The second reason has two parts: it’s from southwestern Sicily (Sicilian wines are all the rage right now, thanks to a major surge of interest in volcanic wines from Mount Etna), and it’s made from a native grape (Grillo) that is mostly unfamiliar to me.
Being Sicilian and unfamiliar raised the chances significantly that I would be interested in this wine even though I may have been too tired to be interested in much.
And then there were the bonus points. Its low alcohol (12.73% ABV), with just enough body without ill-timed weight or heft, and fruit and florals (which I love) on the nose. There is also a clever naming convention that, among my “tougher-minded” friends, I’d be embarrassed to admit that I find adorable. In addition to being the name of an ancient indigenous Sicilian grape, “Grillo” is also the name for the cricket, which brings good luck. “SurSur” means cricket in classical Arabic, which was once also spoken in Sicily.

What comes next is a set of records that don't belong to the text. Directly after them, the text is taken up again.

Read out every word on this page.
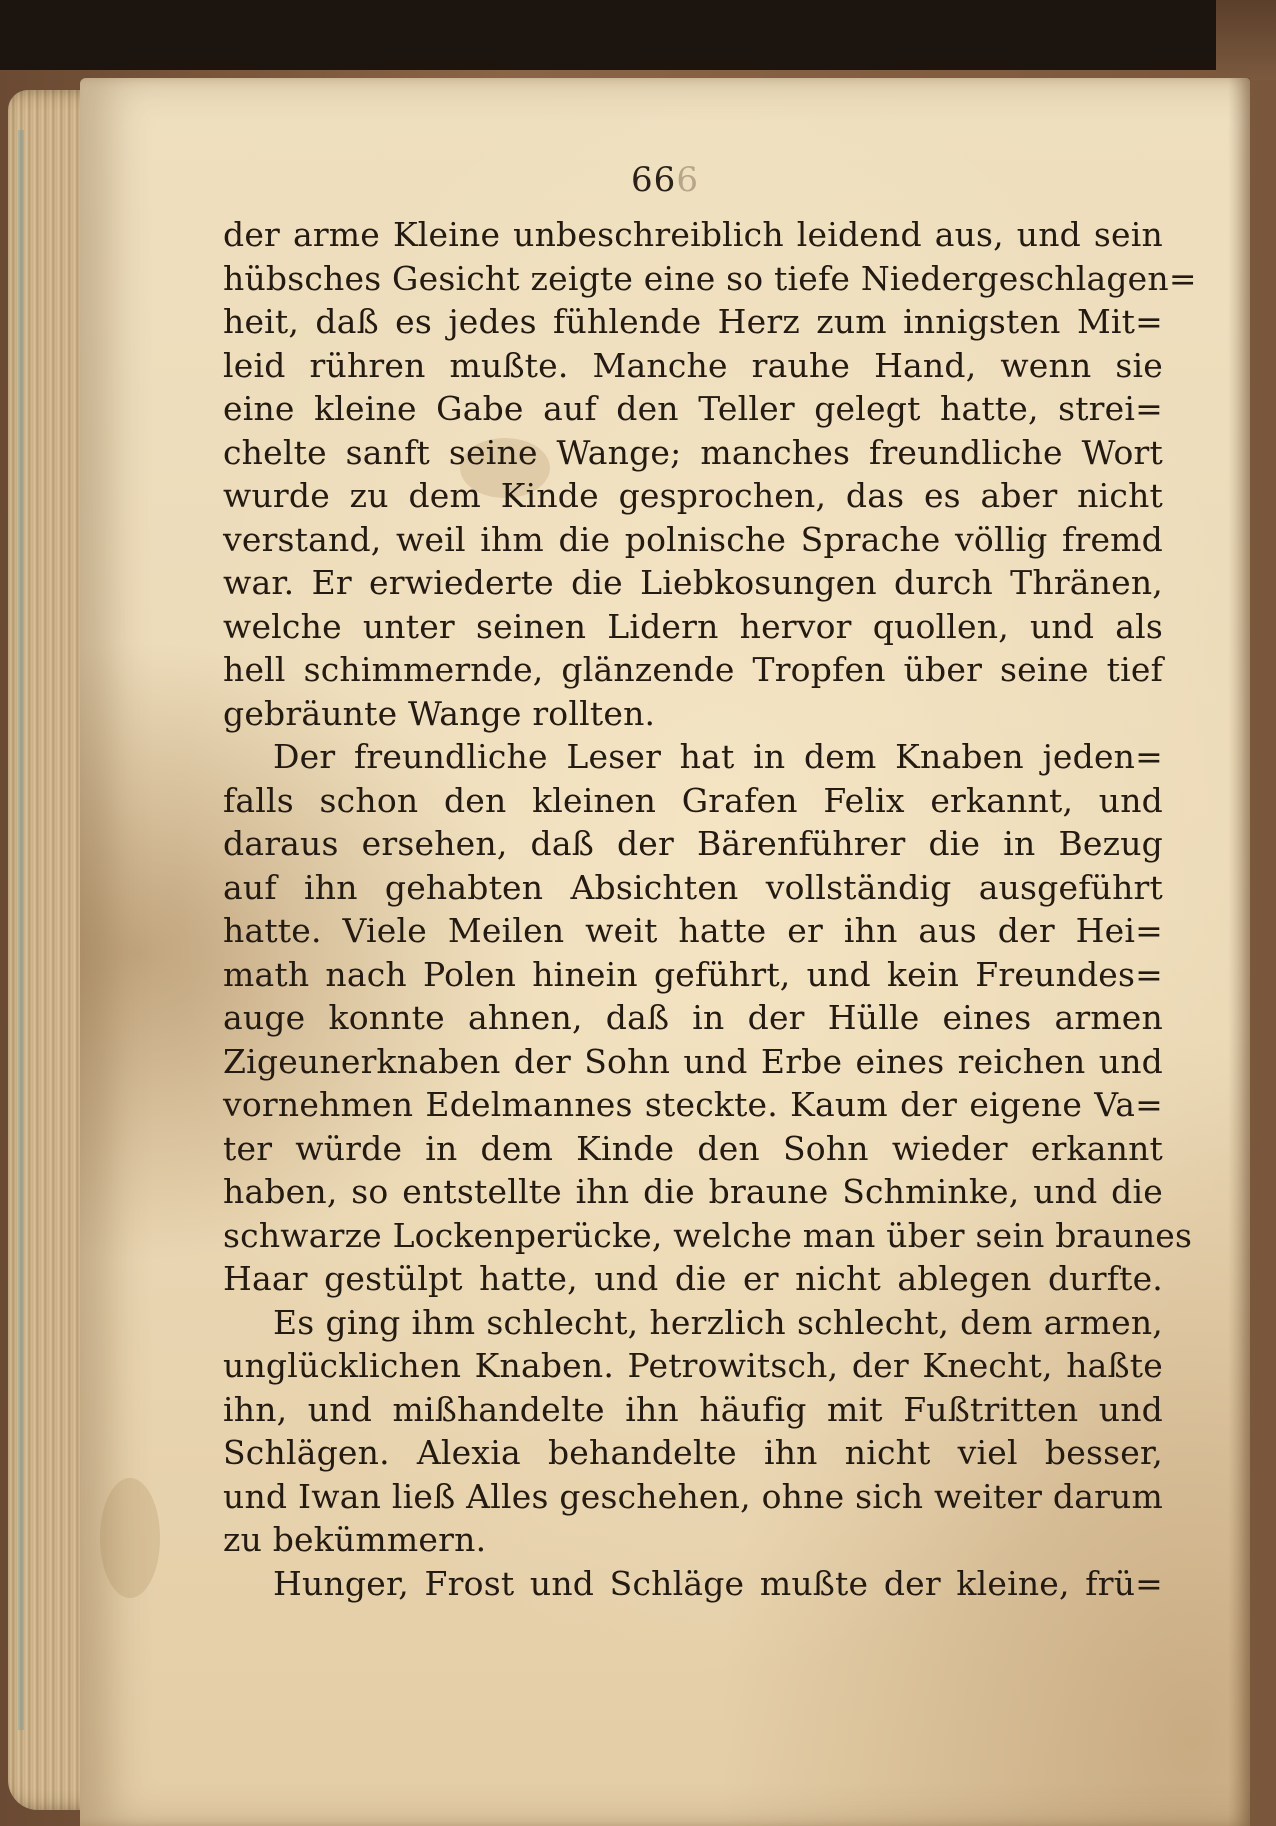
666
der arme Kleine unbeschreiblich leidend aus, und sein
hübsches Gesicht zeigte eine so tiefe Niedergeschlagen=
heit, daß es jedes fühlende Herz zum innigsten Mit=
leid rühren mußte. Manche rauhe Hand, wenn sie
eine kleine Gabe auf den Teller gelegt hatte, strei=
chelte sanft seine Wange; manches freundliche Wort
wurde zu dem Kinde gesprochen, das es aber nicht
verstand, weil ihm die polnische Sprache völlig fremd
war. Er erwiederte die Liebkosungen durch Thränen,
welche unter seinen Lidern hervor quollen, und als
hell schimmernde, glänzende Tropfen über seine tief
gebräunte Wange rollten.
Der freundliche Leser hat in dem Knaben jeden=
falls schon den kleinen Grafen Felix erkannt, und
daraus ersehen, daß der Bärenführer die in Bezug
auf ihn gehabten Absichten vollständig ausgeführt
hatte. Viele Meilen weit hatte er ihn aus der Hei=
math nach Polen hinein geführt, und kein Freundes=
auge konnte ahnen, daß in der Hülle eines armen
Zigeunerknaben der Sohn und Erbe eines reichen und
vornehmen Edelmannes steckte. Kaum der eigene Va=
ter würde in dem Kinde den Sohn wieder erkannt
haben, so entstellte ihn die braune Schminke, und die
schwarze Lockenperücke, welche man über sein braunes
Haar gestülpt hatte, und die er nicht ablegen durfte.
Es ging ihm schlecht, herzlich schlecht, dem armen,
unglücklichen Knaben. Petrowitsch, der Knecht, haßte
ihn, und mißhandelte ihn häufig mit Fußtritten und
Schlägen. Alexia behandelte ihn nicht viel besser,
und Iwan ließ Alles geschehen, ohne sich weiter darum
zu bekümmern.
Hunger, Frost und Schläge mußte der kleine, frü=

That’s a lot going on for one bottle of wine that made our very short-list transitional cut.
I placed a bet that I would – still – be hungry for this wine, even in a time of transition. And that bet paid off.
This wine reminds me why I love wine. Which reminds me why I love living my life. Which reminds me of all the thousands of things I’m grateful for, including moving and fresh starts and the luxury of relishing a glass or two of thirst-quenching wine at the end of an exhausting experience.